On Tuesday I decided to see how far back I could go. Perhaps you will be as astonished as I was to discover that I was able to trace our lineage back to the 700s – to one Adrianus Orleans, Count of Orleans, born in about 755 AD, my 35x Great Grandfather!

So, just for fun, I tried to work out how many 35x great grandparents I might have. (I am grateful to Adam for checking my maths on this – he’s much smarter than I am). The answer would be 2^37, I think. 137,438,953,472! That assumes, of course, that each one of my 35x great grandparents is distinct but that’s probably not the case. Adam sent me a link to an article in Scientific American which explains why we are all much more closely related than we might think.

I then tried to come up with an estimate of how many 35x great grandchildren Adrianus might have fostered.
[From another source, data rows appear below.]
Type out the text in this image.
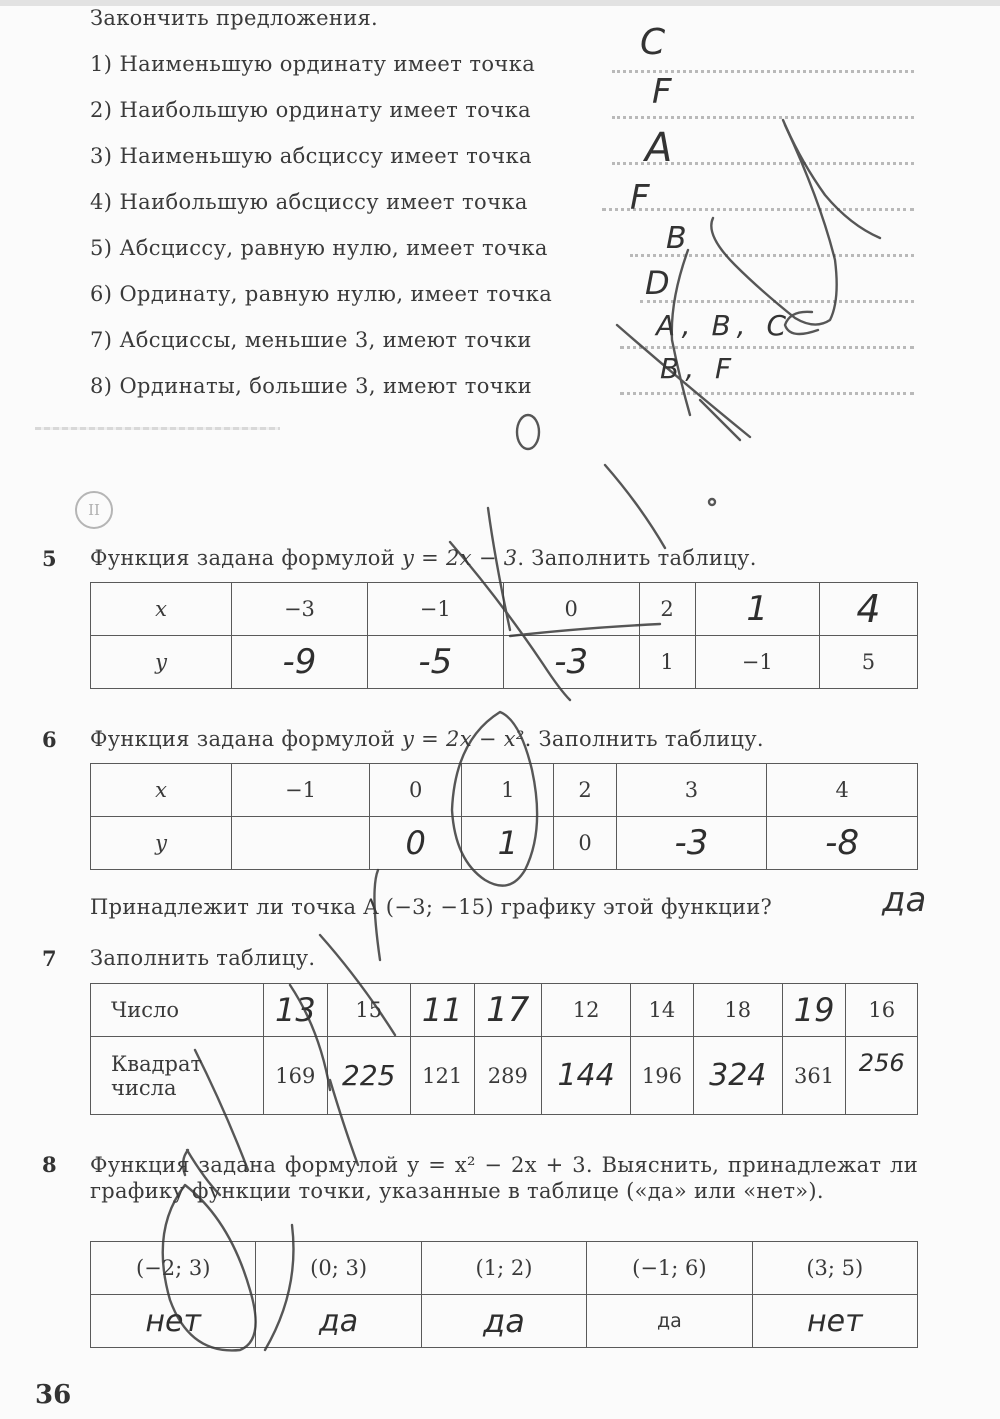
Закончить предложения.
1) Наименьшую ординату имеет точка
2) Наибольшую ординату имеет точка
3) Наименьшую абсциссу имеет точка
4) Наибольшую абсциссу имеет точка
5) Абсциссу, равную нулю, имеет точка
6) Ординату, равную нулю, имеет точка
7) Абсциссы, меньшие 3, имеют точки
8) Ординаты, большие 3, имеют точки
C
F
A
F
B
D
A, B, C
B, F
II
5 Функция задана формулой y = 2x − 3. Заполнить таблицу.
x	−3	−1	0	2	1	4
y	-9	-5	-3	1	−1	5
6 Функция задана формулой y = 2x − x². Заполнить таблицу.
x	−1	0	1	2	3	4
y		0	1	0	-3	-8
Принадлежит ли точка A (−3; −15) графику этой функции?	да
7 Заполнить таблицу.
Число	13	15	11	17	12	14	18	19	16
Квадрат числа	169	225	121	289	144	196	324	361	256
8 Функция задана формулой y = x² − 2x + 3. Выяснить, принадлежат ли графику функции точки, указанные в таблице («да» или «нет»).
(−2; 3)	(0; 3)	(1; 2)	(−1; 6)	(3; 5)
нет	да	да	да	нет
36
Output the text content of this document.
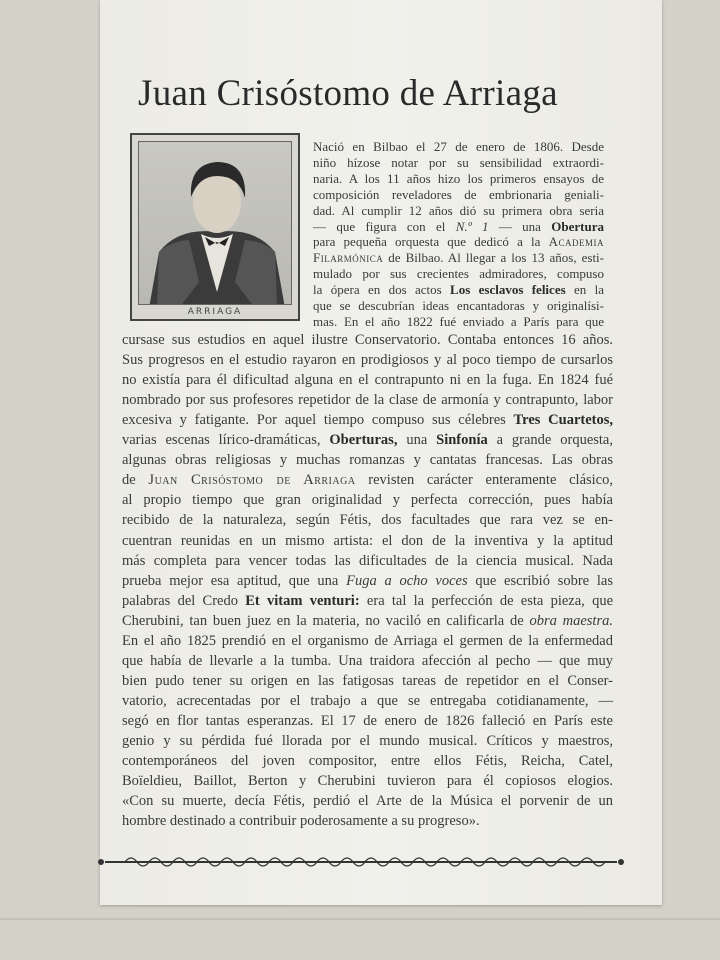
Juan Crisóstomo de Arriaga
ARRIAGA
Nació en Bilbao el 27 de enero de 1806. Desde
niño hízose notar por su sensibilidad extraordi-
naria. A los 11 años hizo los primeros ensayos de
composición reveladores de embrionaria geniali-
dad. Al cumplir 12 años dió su primera obra seria
— que figura con el N.º 1 — una Obertura
para pequeña orquesta que dedicó a la Academia
Filarmónica de Bilbao. Al llegar a los 13 años, esti-
mulado por sus crecientes admiradores, compuso
la ópera en dos actos Los esclavos felices en la
que se descubrían ideas encantadoras y originalísi-
mas. En el año 1822 fué enviado a París para que
cursase sus estudios en aquel ilustre Conservatorio. Contaba entonces 16 años.
Sus progresos en el estudio rayaron en prodigiosos y al poco tiempo de cursarlos
no existía para él dificultad alguna en el contrapunto ni en la fuga. En 1824 fué
nombrado por sus profesores repetidor de la clase de armonía y contrapunto, labor
excesiva y fatigante. Por aquel tiempo compuso sus célebres Tres Cuartetos,
varias escenas lírico-dramáticas, Oberturas, una Sinfonía a grande orquesta,
algunas obras religiosas y muchas romanzas y cantatas francesas. Las obras
de Juan Crisóstomo de Arriaga revisten carácter enteramente clásico,
al propio tiempo que gran originalidad y perfecta corrección, pues había
recibido de la naturaleza, según Fétis, dos facultades que rara vez se en-
cuentran reunidas en un mismo artista: el don de la inventiva y la aptitud
más completa para vencer todas las dificultades de la ciencia musical. Nada
prueba mejor esa aptitud, que una Fuga a ocho voces que escribió sobre las
palabras del Credo Et vitam venturi: era tal la perfección de esta pieza, que
Cherubini, tan buen juez en la materia, no vaciló en calificarla de obra maestra.
En el año 1825 prendió en el organismo de Arriaga el germen de la enfermedad
que había de llevarle a la tumba. Una traidora afección al pecho — que muy
bien pudo tener su origen en las fatigosas tareas de repetidor en el Conser-
vatorio, acrecentadas por el trabajo a que se entregaba cotidianamente, —
segó en flor tantas esperanzas. El 17 de enero de 1826 falleció en París este
genio y su pérdida fué llorada por el mundo musical. Críticos y maestros,
contemporáneos del joven compositor, entre ellos Fétis, Reicha, Catel,
Boïeldieu, Baillot, Berton y Cherubini tuvieron para él copiosos elogios.
«Con su muerte, decía Fétis, perdió el Arte de la Música el porvenir de un
hombre destinado a contribuir poderosamente a su progreso».
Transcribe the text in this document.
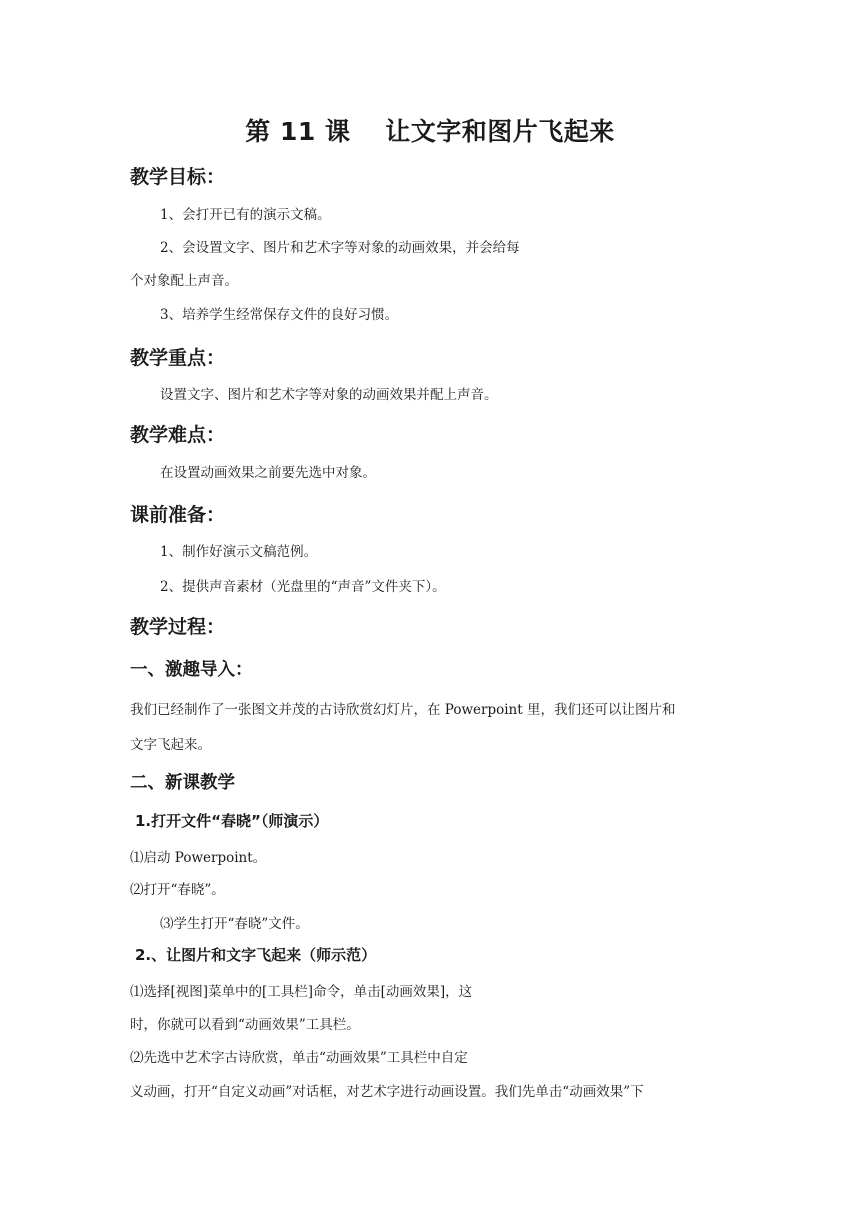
第 11 课　 让文字和图片飞起来
教学目标：
1、会打开已有的演示文稿。
2、会设置文字、图片和艺术字等对象的动画效果，并会给每
个对象配上声音。
3、培养学生经常保存文件的良好习惯。
教学重点：
设置文字、图片和艺术字等对象的动画效果并配上声音。
教学难点：
在设置动画效果之前要先选中对象。
课前准备：
1、制作好演示文稿范例。
2、提供声音素材（光盘里的“声音”文件夹下）。
教学过程：
一、激趣导入：
我们已经制作了一张图文并茂的古诗欣赏幻灯片，在 Powerpoint 里，我们还可以让图片和
文字飞起来。
二、新课教学
1.打开文件“春晓”（师演示）
⑴启动 Powerpoint。
⑵打开“春晓”。
⑶学生打开“春晓”文件。
2.、让图片和文字飞起来（师示范）
⑴选择[视图]菜单中的[工具栏]命令，单击[动画效果]，这
时，你就可以看到“动画效果”工具栏。
⑵先选中艺术字古诗欣赏，单击“动画效果”工具栏中自定
义动画，打开“自定义动画”对话框，对艺术字进行动画设置。我们先单击“动画效果”下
Of course, it’s impossible to work it out precisely but, as a rough guess, if one imagines that each generation had, say, 3 surviving children that would mean, if my maths is anywhere near functional, there would be 3^35 descendants. Or, roughly 50,031,545,098,999,707. Given that the current population of the world is 7.951 billion, does that mean I am related to everyone on the planet? That number is way out of whack, of course, because it assumes that each of those is a distinct individual when, in fact, the same person appears in, perhaps, several different places in the family tree.

Perhaps I’ll find something better to waste my time with this week.

Both come this week from that universal provider of all stupidity, the Tory party and their election propaganda. Last week they published an attack ad claiming that London, under the Labour Mayor Sadiq Khan, has become the crime capital of the world. Unfortunately, the footage they used of people running from an alleged gunfire incident was filmed in Penn Station, New York. They hastily deleted the tweet.

This week their media team managed to surpass even that nonsense. They tweeted an image of the Prime Minister with the tagline, “Britain is the second most powerful country” cheerily illustrated with a photo montage of some examples of the UK’s power and importance. The first thing wrong with the tweet was that it included an image of King Charles. According to long established protocol, the image of the monarchy cannot be used in such publicity. Amongst the other images illustrating the might of the UK? A Canadian car, an American jet and a South Korean-built ship. This tweet was also rapidly deleted.

You could not make it up.

Meanwhile, keep happy, keep smiling, keep exercising, be good, be careful, and keep safe. And be gentle to wasps and bees.